Si se llevan suficientes yenes en el bolsillo, en las grandes superficies suelen ofrecer duty free a los turistas. Eso sí, en compras de más de 10.000 yenes, unos 73 euros. Sin embargo, con tanta globalización, el barrio ya no es lo que era. «Akihabara ha cambiado mucho. Hace 20 años encontrabas aquí piezas de electrónica que era imposible encontrar en otra parte. Hoy las consigues de forma más fácil y barata por Internet. Aún siguen quedando, en las calles traseras, algunas tiendas donde poder comprar cosas curiosas de segunda mano, sobre todo de temas informáticos o fotográficos», apunta Laura Tomás, coautora de uno de los blogs más leídos en castellano sobre el país, Japonismo.com. Lo cierto es que puntos neurálgicos como Sibuya o Shinjuku le han robado parte del brillo a Akiba y ofrecen grandes almacenes similares.

Cosas del pasado

Japón es un país de contrates. El de la puntualidad milimétrica y la velocidad de los Shinkansen que conectan en tres horas urbes como Tokio y Osaka separadas por más de 500 kilómetros. La aplicación HyperDia es muy recomendable para consultar horarios, y el JR Pass, el bono para circular por la mayoría de las líneas de tren, es más que aconsejable. Pero, el país puntero de Oriente también prefiere los pagos en efectivo. La mayoría de los cajeros automáticos no aceptan tarjetas extranjeras. Sí, los de la cadena de supermercados 7-Eleven. Las redes wifi tampoco son lo mejor. Cuesta encontrar una fuera del hotel o del Airbnb. Una alternativa a Google Maps son aplicaciones como Maps.me que funcionan sin datos. «Es un país muy abierto a las nuevas tecnologías, pero mantiene un carácter a veces algo rústico.
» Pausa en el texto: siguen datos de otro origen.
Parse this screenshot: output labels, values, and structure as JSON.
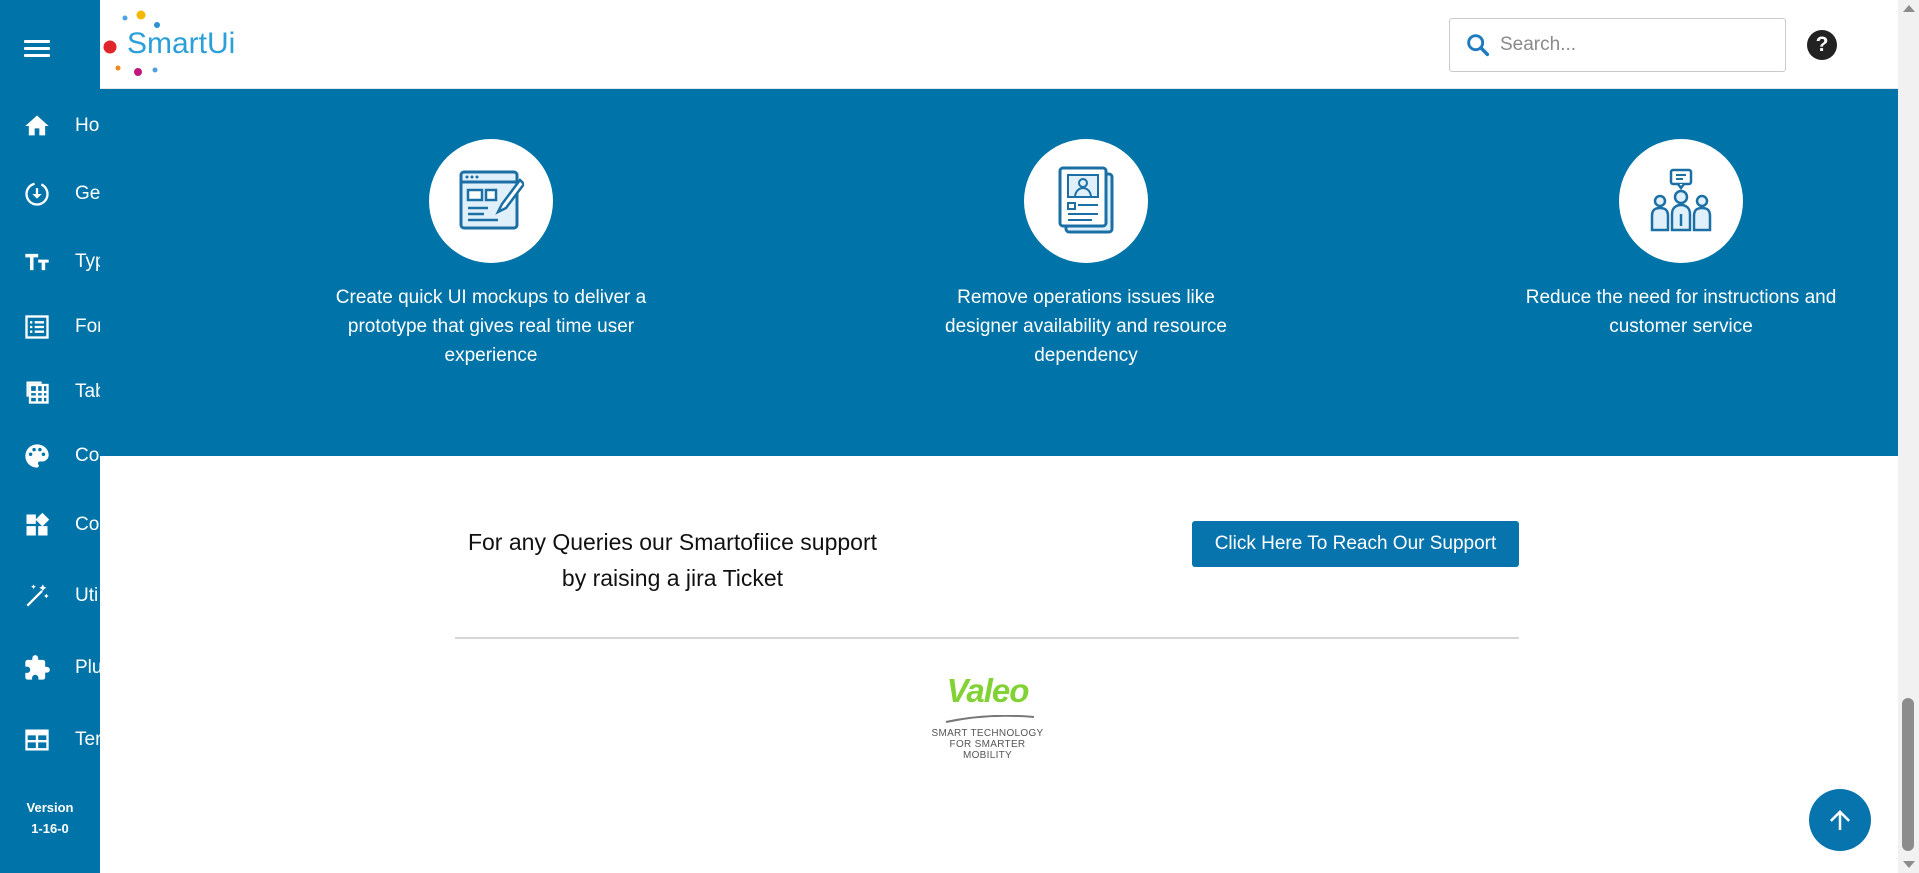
{
  "app": {
    "logo_text": "SmartUi"
  },
  "sidebar": {
    "items": [
      {
        "label": "Ho",
        "icon": "home-icon"
      },
      {
        "label": "Ge",
        "icon": "download-icon"
      },
      {
        "label": "Typ",
        "icon": "typography-icon"
      },
      {
        "label": "For",
        "icon": "form-icon"
      },
      {
        "label": "Tab",
        "icon": "table-icon"
      },
      {
        "label": "Co",
        "icon": "palette-icon"
      },
      {
        "label": "Co",
        "icon": "widgets-icon"
      },
      {
        "label": "Uti",
        "icon": "magic-wand-icon"
      },
      {
        "label": "Plu",
        "icon": "puzzle-icon"
      },
      {
        "label": "Ter",
        "icon": "template-icon"
      }
    ],
    "version_label": "Version",
    "version_value": "1-16-0"
  },
  "header": {
    "search_placeholder": "Search...",
    "help_label": "?"
  },
  "features": [
    {
      "text": "Create quick UI mockups to deliver a prototype that gives real time user experience",
      "icon": "design-mockup-icon"
    },
    {
      "text": "Remove operations issues like designer availability and resource dependency",
      "icon": "resume-document-icon"
    },
    {
      "text": "Reduce the need for instructions and customer service",
      "icon": "team-support-icon"
    }
  ],
  "support": {
    "text": "For any Queries our Smartofiice support by raising a jira Ticket",
    "button_label": "Click Here To Reach Our Support"
  },
  "footer": {
    "brand": "Valeo",
    "tagline_line1": "SMART TECHNOLOGY",
    "tagline_line2": "FOR SMARTER MOBILITY"
  },
  "colors": {
    "primary": "#0074a8",
    "button": "#0874ad",
    "valeo_green": "#82d235"
  }
}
Por ejemplo, había teléfonos con conexión a una especie de Internet mucho antes que en Europa y llevaban años pudiendo usar el móvil para acceder al transporte público pero no se podía pagar con tarjeta en apenas ningún lugar», explica Laura Tomás.

¡Esos retretes!

Son uno de los mejores inventos de Japón. Tan sofisticados que necesitan libro de instrucciones. Da igual que haya que recurrir a un baño público del metro o al de un pueblo remoto en una excusión, puede tener la seguridad de que estarán impecables y tendrán la opción de activar el sonido de agua de mar para aislarse.

Ciudad a la carta

Hay muchos Tokios diferentes. El de los parques que parecen bosques; el de las izakayas escondidas en sórdidos callejones; el de los domingos donde los más tradicionales sacan del armario sus kimonos; el de la moda de Harajuku; el de los adictos a los arcades; el de la excentricidad de los robots humanoides como compañeros de piso, los gatos que cotizan a lo alto en un cat cafe o los hoteles cápsula. Pero también es la capital donde no encontrará una papelera en la calle ni tampoco un papel tirado. En el área metropolitana viven 37 millones de personas, la mayor aglomeración urbana del mundo. Cuesta creerlo con tanto orden. Estar rodeada de gente en todo momento pero que nunca resulte molesto. Es entonces, embelesada por tanto neón y tanta calma, cuando piensas: no es una ciudad de este mundo.